Public Works officials said it was too early to determine the exact cause of Saturday's water-main break, which caused thousands of residents in two counties and sections of the city to lose water service for about four hours late Saturday. The water was back on, although not at full pressure, by about 1 a.m. yesterday, officials said.

"It could be structural, it could be age," said George L. Winfield, director of the city's Public Works Department, referring to the most recent water-main break. "We're not sure."

At the scene of the break yesterday - Willow Grove Park in Lansdowne in Baltimore County - pieces of concrete pipe littered water-soaked sod. A crater the size of a swimming pool and filled with brown water was the location of the break, Winfield said. Along the edge of the crater, two pumps removed water. A backhoe was stationed nearby for use once the water had been removed.

Winfield said it could take two days to fix the water main, which is buried under about 5 feet of earth. He said that a section of the pipe will be sent to a lab for testing to help pinpoint the cause of the break. A new section of pipe will be ordered from a supplier.

In the meantime, three other water mains will be used to feed water to affected areas, officials said. An extra pumping station is also being used to help move water through the system.

Officials said they noticed a drop in the water level in the Lake Ashburton filtration plant's reservoir about the same time that residents started to call complaining about a loss of water service.

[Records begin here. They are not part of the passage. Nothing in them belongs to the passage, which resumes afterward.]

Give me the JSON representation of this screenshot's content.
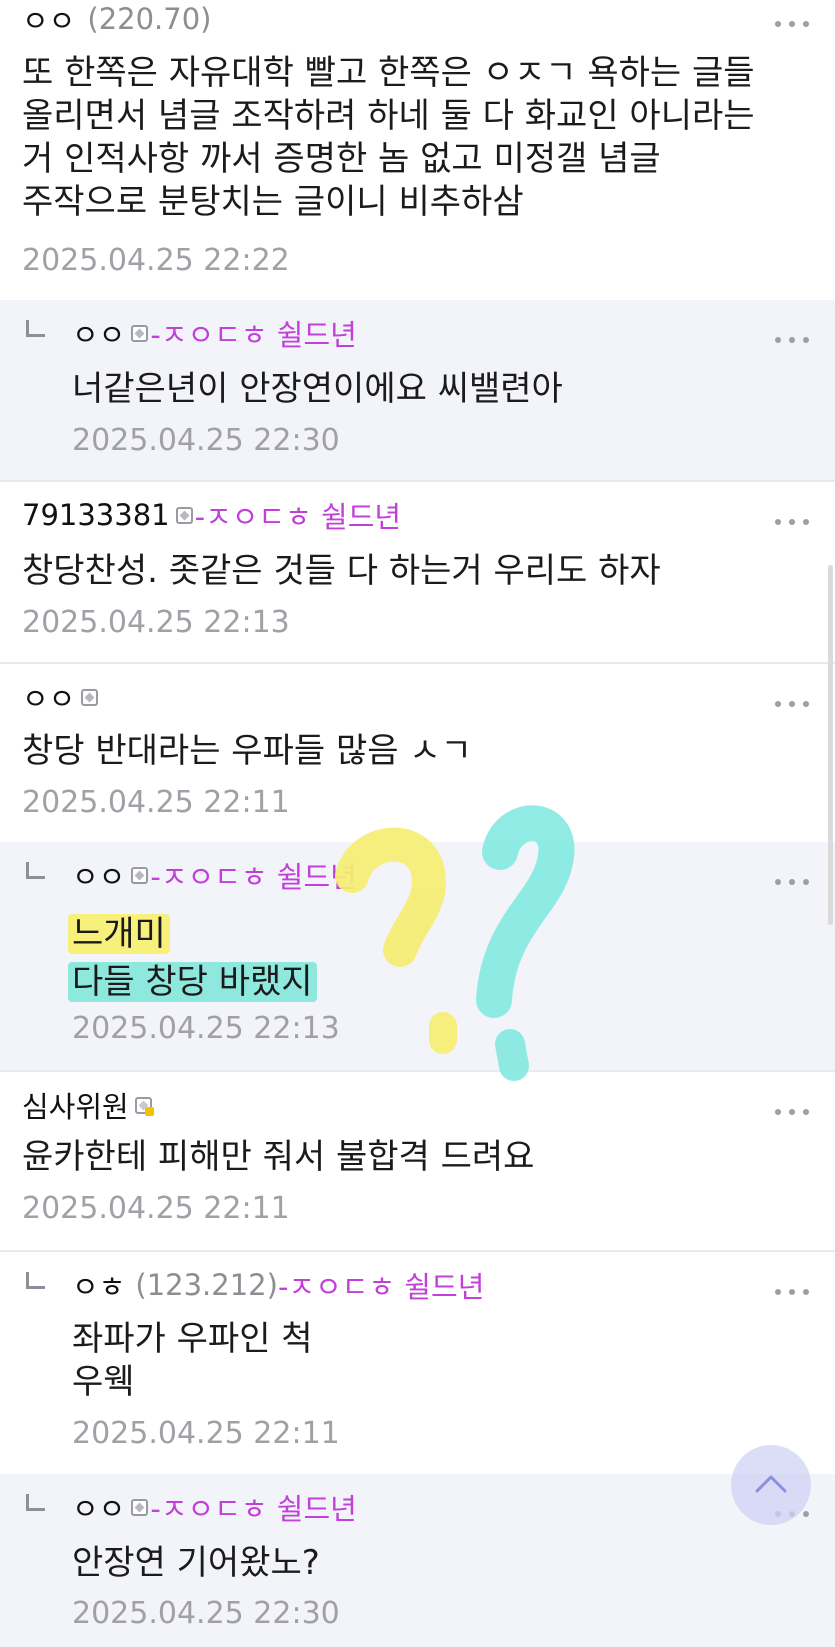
{
  "comments": [
    {
      "nick": "ㅇㅇ",
      "ip": "(220.70)",
      "text_lines": [
        "또 한쪽은 자유대학 빨고 한쪽은 ㅇㅈㄱ 욕하는 글들",
        "올리면서 념글 조작하려 하네 둘 다 화교인 아니라는",
        "거 인적사항 까서 증명한 놈 없고 미정갤 념글",
        "주작으로 분탕치는 글이니 비추하삼"
      ],
      "date": "2025.04.25 22:22"
    },
    {
      "nick": "ㅇㅇ",
      "tag": "-ㅈㅇㄷㅎ 쉴드년",
      "text_lines": [
        "너같은년이 안장연이에요 씨밸련아"
      ],
      "date": "2025.04.25 22:30"
    },
    {
      "nick": "79133381",
      "tag": "-ㅈㅇㄷㅎ 쉴드년",
      "text_lines": [
        "창당찬성. 좃같은 것들 다 하는거 우리도 하자"
      ],
      "date": "2025.04.25 22:13"
    },
    {
      "nick": "ㅇㅇ",
      "text_lines": [
        "창당 반대라는 우파들 많음 ㅅㄱ"
      ],
      "date": "2025.04.25 22:11"
    },
    {
      "nick": "ㅇㅇ",
      "tag": "-ㅈㅇㄷㅎ 쉴드년",
      "text_lines": [
        "느개미",
        "다들 창당 바랬지"
      ],
      "date": "2025.04.25 22:13"
    },
    {
      "nick": "심사위원",
      "text_lines": [
        "윤카한테 피해만 줘서 불합격 드려요"
      ],
      "date": "2025.04.25 22:11"
    },
    {
      "nick": "ㅇㅎ",
      "ip": "(123.212)",
      "tag": "-ㅈㅇㄷㅎ 쉴드년",
      "text_lines": [
        "좌파가 우파인 척",
        "우웩"
      ],
      "date": "2025.04.25 22:11"
    },
    {
      "nick": "ㅇㅇ",
      "tag": "-ㅈㅇㄷㅎ 쉴드년",
      "text_lines": [
        "안장연 기어왔노?"
      ],
      "date": "2025.04.25 22:30"
    }
  ],
  "colors": {
    "tag": "#c040d8",
    "reply_bg": "#f3f4fa",
    "highlight_yellow": "#f7f07a",
    "highlight_cyan": "#8ee8de"
  },
  "icons": {
    "more": "more-dots-icon",
    "reply": "reply-arrow-icon",
    "fixed_nick": "fixed-nick-icon",
    "scroll_top": "chevron-up-icon"
  }
}
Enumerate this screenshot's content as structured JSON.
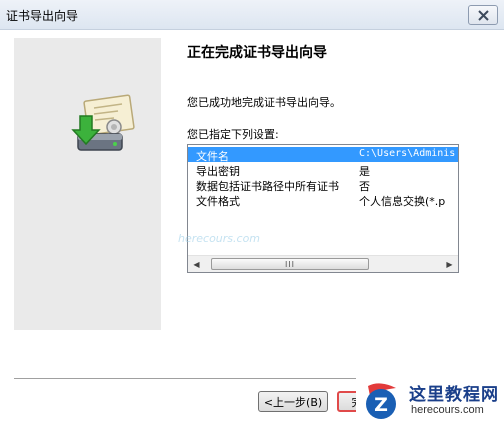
{
  "window": {
    "title": "证书导出向导"
  },
  "wizard": {
    "heading": "正在完成证书导出向导",
    "message": "您已成功地完成证书导出向导。",
    "spec_label": "您已指定下列设置:",
    "settings": [
      {
        "key": "文件名",
        "value": "C:\\Users\\Adminis"
      },
      {
        "key": "导出密钥",
        "value": "是"
      },
      {
        "key": "数据包括证书路径中所有证书",
        "value": "否"
      },
      {
        "key": "文件格式",
        "value": "个人信息交换(*.p"
      }
    ],
    "scroll_left": "◀",
    "scroll_right": "▶",
    "scroll_grip": "III"
  },
  "watermark": "herecours.com",
  "buttons": {
    "back": "<上一步(B)",
    "finish": "完"
  },
  "logo": {
    "name": "这里教程网",
    "url": "herecours.com",
    "mark_letter": "Z"
  }
}
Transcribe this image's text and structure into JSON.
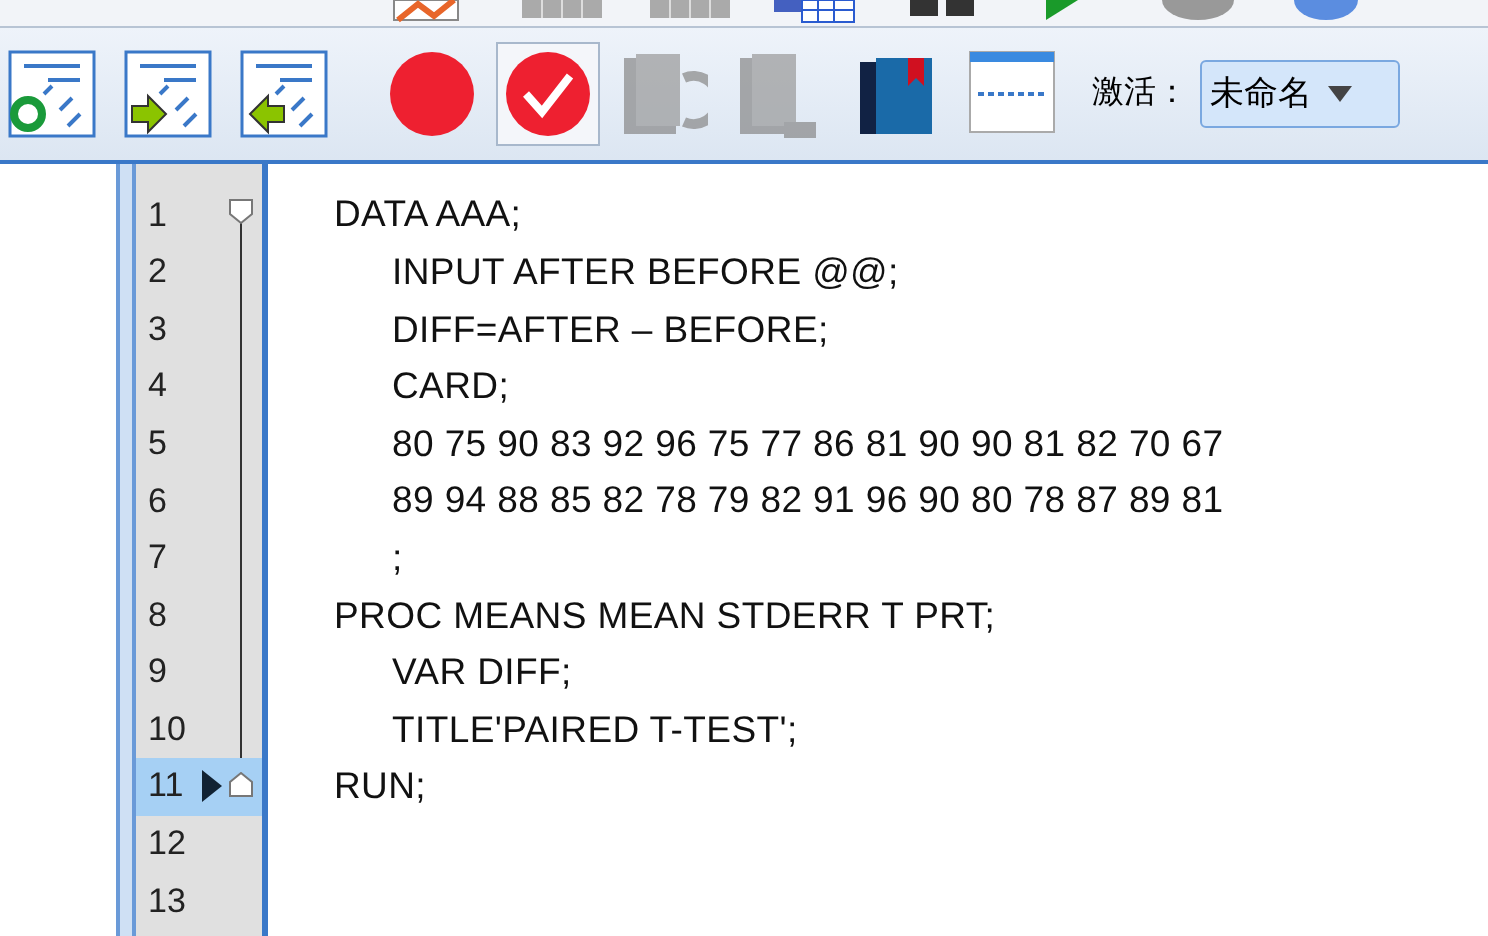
{
  "top_toolbar": [
    {
      "kind": "chart"
    },
    {
      "kind": "grid"
    },
    {
      "kind": "grid"
    },
    {
      "kind": "table"
    },
    {
      "kind": "split"
    },
    {
      "kind": "play"
    },
    {
      "kind": "disc"
    },
    {
      "kind": "ball"
    }
  ],
  "toolbar": {
    "buttons": [
      {
        "kind": "recycle",
        "selected": false,
        "disabled": false
      },
      {
        "kind": "indent",
        "selected": false,
        "disabled": false
      },
      {
        "kind": "outdent",
        "selected": false,
        "disabled": false
      },
      {
        "kind": "record",
        "selected": false,
        "disabled": false
      },
      {
        "kind": "check",
        "selected": true,
        "disabled": false
      },
      {
        "kind": "pages-back",
        "selected": false,
        "disabled": true
      },
      {
        "kind": "pages-forward",
        "selected": false,
        "disabled": true
      },
      {
        "kind": "books",
        "selected": false,
        "disabled": false
      },
      {
        "kind": "page",
        "selected": false,
        "disabled": false
      }
    ],
    "activate_label": "激活：",
    "dataset": {
      "value": "未命名"
    }
  },
  "editor": {
    "lines": [
      {
        "number": "1",
        "code": "DATA AAA;",
        "selected": false,
        "children": [
          {
            "number": "2",
            "code": "INPUT AFTER BEFORE @@;",
            "selected": false
          },
          {
            "number": "3",
            "code": "DIFF=AFTER – BEFORE;",
            "selected": false
          },
          {
            "number": "4",
            "code": "CARD;",
            "selected": false
          },
          {
            "number": "5",
            "code": "80 75 90 83 92 96 75 77 86 81 90 90 81 82 70 67",
            "selected": false
          },
          {
            "number": "6",
            "code": "89 94 88 85 82 78 79 82 91 96 90 80 78 87 89 81",
            "selected": false
          },
          {
            "number": "7",
            "code": ";",
            "selected": false
          }
        ]
      },
      {
        "number": "8",
        "code": "PROC MEANS MEAN STDERR T PRT;",
        "selected": false,
        "children": [
          {
            "number": "9",
            "code": "VAR DIFF;",
            "selected": false
          },
          {
            "number": "10",
            "code": "TITLE'PAIRED T-TEST';",
            "selected": false
          }
        ]
      },
      {
        "number": "11",
        "code": "RUN;",
        "selected": true
      },
      {
        "number": "12",
        "selected": false
      },
      {
        "number": "13",
        "selected": false
      }
    ]
  }
}
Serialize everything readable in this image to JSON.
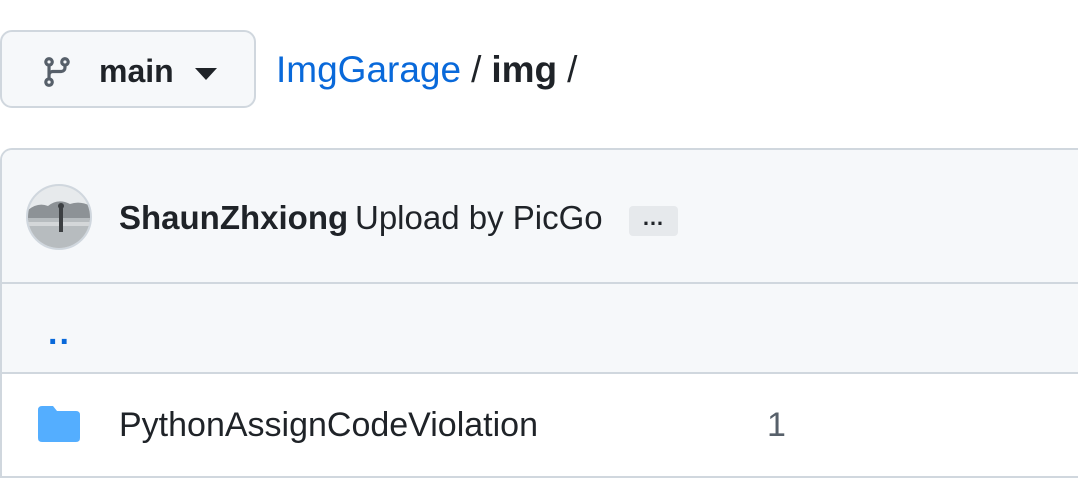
{
  "branch": {
    "name": "main"
  },
  "breadcrumb": {
    "repo": "ImgGarage",
    "separator": "/",
    "folder": "img",
    "trailing": "/"
  },
  "commit": {
    "author": "ShaunZhxiong",
    "message": "Upload by PicGo",
    "more_label": "…"
  },
  "parent_dir": {
    "label": ".."
  },
  "files": [
    {
      "type": "folder",
      "icon": "folder-icon",
      "name": "PythonAssignCodeViolation",
      "last_commit": "1"
    }
  ],
  "colors": {
    "link": "#0969da",
    "folder": "#54aeff",
    "text": "#1f2328",
    "border": "#d0d7de",
    "header_bg": "#f6f8fa"
  }
}
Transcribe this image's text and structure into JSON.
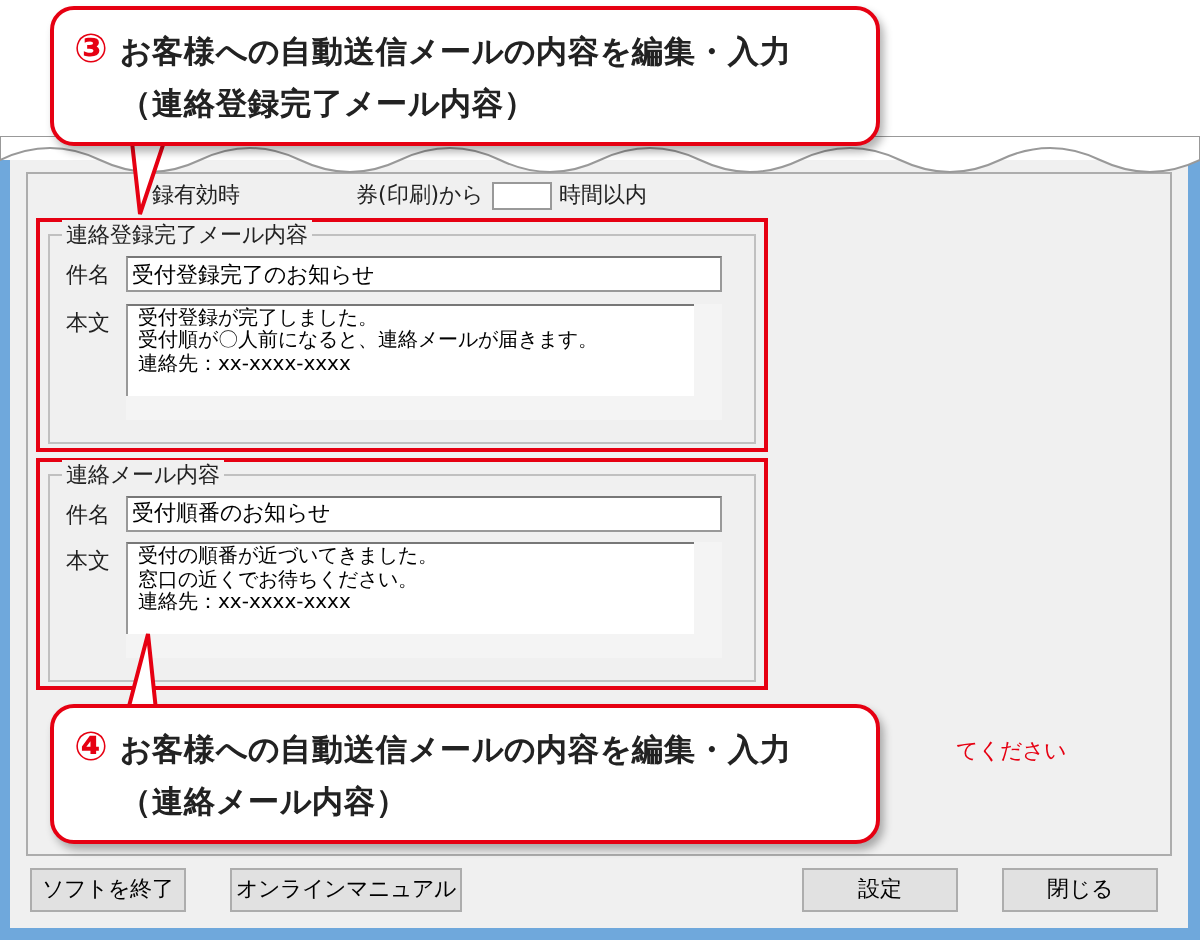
{
  "callouts": [
    {
      "number": "③",
      "lines": [
        "お客様への自動送信メールの内容を編集・入力",
        "（連絡登録完了メール内容）"
      ]
    },
    {
      "number": "④",
      "lines": [
        "お客様への自動送信メールの内容を編集・入力",
        "（連絡メール内容）"
      ]
    }
  ],
  "expiry_row": {
    "texts": [
      "録有効時",
      "券(印刷)から",
      "時間以内"
    ]
  },
  "mail_groups": [
    {
      "title": "連絡登録完了メール内容",
      "highlighted": true,
      "subject_label": "件名",
      "subject": "受付登録完了のお知らせ",
      "body_label": "本文",
      "body_lines": [
        "受付登録が完了しました。",
        "受付順が〇人前になると、連絡メールが届きます。",
        "連絡先：xx-xxxx-xxxx"
      ]
    },
    {
      "title": "連絡メール内容",
      "highlighted": true,
      "subject_label": "件名",
      "subject": "受付順番のお知らせ",
      "body_label": "本文",
      "body_lines": [
        "受付の順番が近づいてきました。",
        "窓口の近くでお待ちください。",
        "連絡先：xx-xxxx-xxxx"
      ]
    }
  ],
  "note": "てください",
  "buttons": [
    "ソフトを終了",
    "オンラインマニュアル",
    "設定",
    "閉じる"
  ]
}
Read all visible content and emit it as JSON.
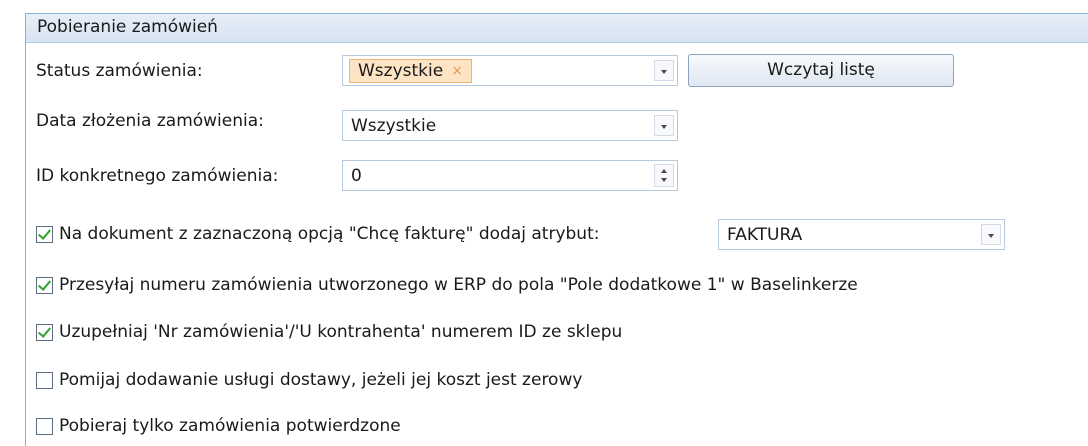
{
  "section": {
    "title": "Pobieranie zamówień"
  },
  "status": {
    "label": "Status zamówienia:",
    "chip": "Wszystkie",
    "chip_remove": "×",
    "load_button": "Wczytaj listę"
  },
  "date": {
    "label": "Data złożenia zamówienia:",
    "value": "Wszystkie"
  },
  "order_id": {
    "label": "ID konkretnego zamówienia:",
    "value": "0"
  },
  "invoice_option": {
    "label": "Na dokument z zaznaczoną opcją \"Chcę fakturę\" dodaj atrybut:",
    "checked": true,
    "attribute_value": "FAKTURA"
  },
  "options": [
    {
      "label": "Przesyłaj numeru zamówienia utworzonego w ERP do pola \"Pole dodatkowe 1\" w Baselinkerze",
      "checked": true
    },
    {
      "label": "Uzupełniaj 'Nr zamówienia'/'U kontrahenta' numerem ID ze sklepu",
      "checked": true
    },
    {
      "label": "Pomijaj dodawanie usługi dostawy, jeżeli jej koszt jest zerowy",
      "checked": false
    },
    {
      "label": "Pobieraj tylko zamówienia potwierdzone",
      "checked": false
    }
  ]
}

Still, it wasn't until a homeowner near the park called to report the appearance of a large water-filled crater that officials knew definitely where to look for the break.

As of yesterday afternoon, there were 16 other water-main breaks throughout the Baltimore service area, said Kurt Kocher, a spokesman for the Department of Public Works. He said most of those breaks, including in the 4800 block of Hazelwood Ave., were minor.